The potential of pooling and then securitizing life settlement transactions will never be fully realized unless the market figures out a way to properly fund the deals, according to industry professionals.
Having the cash to purchase hundreds of policies — and the operational wherewithal to review and service them — is not yet realistic despite continued efforts to structure the deals.
“Very few people can do these transactions,” said Emmanuel Modu, managing director and global head of structured finance at A.M. Best. “The pipeline is big, but I know that 99 percent of them will never happen.”
During the recent Life Settlements and Longevity Summit sponsored by IQPC, Modu and other industry players said that the ability of managers to create large pools of life settlements and securitize them is hampered by a number of problems.
Firstly, a manager would need a significant amount of capital to purchase the number of policies needed to achieve a proper spread of risk and the economics of scale for execution.

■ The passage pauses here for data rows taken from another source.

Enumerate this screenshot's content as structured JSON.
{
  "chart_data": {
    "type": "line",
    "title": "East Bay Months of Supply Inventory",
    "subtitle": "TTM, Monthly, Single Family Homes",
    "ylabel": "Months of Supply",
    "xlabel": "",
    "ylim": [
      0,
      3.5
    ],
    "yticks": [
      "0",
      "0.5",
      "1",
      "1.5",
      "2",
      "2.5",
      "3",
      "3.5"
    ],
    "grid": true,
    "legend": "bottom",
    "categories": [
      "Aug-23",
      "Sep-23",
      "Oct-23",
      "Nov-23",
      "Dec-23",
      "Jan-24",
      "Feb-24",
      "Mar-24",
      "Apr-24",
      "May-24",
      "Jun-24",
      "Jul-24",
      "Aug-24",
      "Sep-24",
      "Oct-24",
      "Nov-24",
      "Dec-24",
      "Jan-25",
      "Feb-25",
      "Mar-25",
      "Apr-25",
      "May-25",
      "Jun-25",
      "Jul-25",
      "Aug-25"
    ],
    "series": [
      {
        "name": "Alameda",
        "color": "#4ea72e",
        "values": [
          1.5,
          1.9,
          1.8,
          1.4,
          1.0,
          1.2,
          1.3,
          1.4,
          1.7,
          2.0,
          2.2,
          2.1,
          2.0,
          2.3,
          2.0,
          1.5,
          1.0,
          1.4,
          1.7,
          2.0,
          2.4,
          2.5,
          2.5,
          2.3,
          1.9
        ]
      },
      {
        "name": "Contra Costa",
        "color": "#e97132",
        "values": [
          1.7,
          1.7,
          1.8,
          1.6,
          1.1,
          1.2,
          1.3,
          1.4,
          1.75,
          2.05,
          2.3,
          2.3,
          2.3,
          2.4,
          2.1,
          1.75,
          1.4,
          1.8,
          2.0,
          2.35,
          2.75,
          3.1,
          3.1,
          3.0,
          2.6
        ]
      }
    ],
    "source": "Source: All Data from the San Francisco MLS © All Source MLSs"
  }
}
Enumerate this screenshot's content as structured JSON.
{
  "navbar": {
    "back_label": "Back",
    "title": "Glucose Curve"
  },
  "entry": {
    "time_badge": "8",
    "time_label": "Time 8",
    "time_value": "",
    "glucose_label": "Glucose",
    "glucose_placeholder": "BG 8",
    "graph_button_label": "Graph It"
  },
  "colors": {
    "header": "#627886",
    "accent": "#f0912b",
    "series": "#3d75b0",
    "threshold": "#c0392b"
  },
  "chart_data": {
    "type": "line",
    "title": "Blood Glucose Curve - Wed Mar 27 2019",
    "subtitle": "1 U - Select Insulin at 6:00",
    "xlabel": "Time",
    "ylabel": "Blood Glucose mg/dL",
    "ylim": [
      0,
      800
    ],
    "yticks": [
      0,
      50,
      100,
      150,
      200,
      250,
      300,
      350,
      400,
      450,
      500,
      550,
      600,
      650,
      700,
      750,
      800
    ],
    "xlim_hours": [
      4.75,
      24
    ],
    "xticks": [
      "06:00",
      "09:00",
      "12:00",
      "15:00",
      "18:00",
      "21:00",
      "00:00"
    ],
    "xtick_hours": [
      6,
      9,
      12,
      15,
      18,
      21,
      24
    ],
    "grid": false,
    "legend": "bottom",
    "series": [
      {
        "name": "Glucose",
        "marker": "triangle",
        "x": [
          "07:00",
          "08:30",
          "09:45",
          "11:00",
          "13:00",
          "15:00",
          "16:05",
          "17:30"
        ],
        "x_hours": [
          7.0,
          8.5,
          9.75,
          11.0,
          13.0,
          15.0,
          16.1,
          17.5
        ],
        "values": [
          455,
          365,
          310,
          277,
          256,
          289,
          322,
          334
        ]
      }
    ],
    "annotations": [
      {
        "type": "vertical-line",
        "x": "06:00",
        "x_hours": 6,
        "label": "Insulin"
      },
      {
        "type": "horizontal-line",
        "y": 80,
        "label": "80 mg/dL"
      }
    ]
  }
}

Scott Willkomm, senior vice president of Coventry Capital, explained that while the minimum number of policies often cited by rating agencies for a life settlement securitization to work is 300, the more likely number is 500 polices since not every policy would be “a diversifying asset” to the pool.
“It you don’t have that number you don’t have a meaningful spread of risk,” Willkomm said.
That would mean a manager would need a great deal of cash on hand in order to purchase the policies needed, said Wai-Keung Tang, managing partner of Kappa-Life.
“The average [face value] of a policy is $1.2 million, so that means you need $500 million to $1 billion face in order to fund the policies,” Tang explained.
Not all managers realized the scale needed to support a life settlement securitization and often waste their time attempting to put together a deal that will not work, Modu added.
“Since 2005 I say we’ve received 200 phone calls [about life settlement securitizations]. Maybe 20 have a chance of becoming being done. Out of that 20 maybe three of four are realistic possibilities,” he said.
One solution could be to creating “warehouse lending” facilities where a lender would extend credit to the manager in order to purchase the policies. Warehouse lending was a popular tool in the expansion of the mortgage banking market until its implosion last year.
“Securitization requires you to own the stuff,” Willkomm said. “We have lacked sufficient warehousing in order to own the asset.”
While many people cite the recent AIG deal to securitize $8.4 billion in life settlements as a positive sign. However, Willkomm explained that since those polices were already owned by AIG and on their balance sheet they did not need to finance and purchase them on the open market.
Another key challenge of financing life settlement securitizations is liquidity since institutional investors that traditionally invest in securitized assets require a current coupon.
“If the investor is expecting a coupon along the way you really need to budget that in the the reserve account [of the fund],” Tan said. “That means you will have a huge negative carry on the cash you put aside.”
Even if a manager was able to finance the purchase of hundreds of life settlement policies, they would need the infrastructure to conduct the due diligence and servicing required not to run afoul of regulators, said Rachel Coan, a partner with Katten Muchin Rosenman in New York.
“The origination risk is really get it critical,” she said. “We had a client that h had to discard many policies because of those issues.”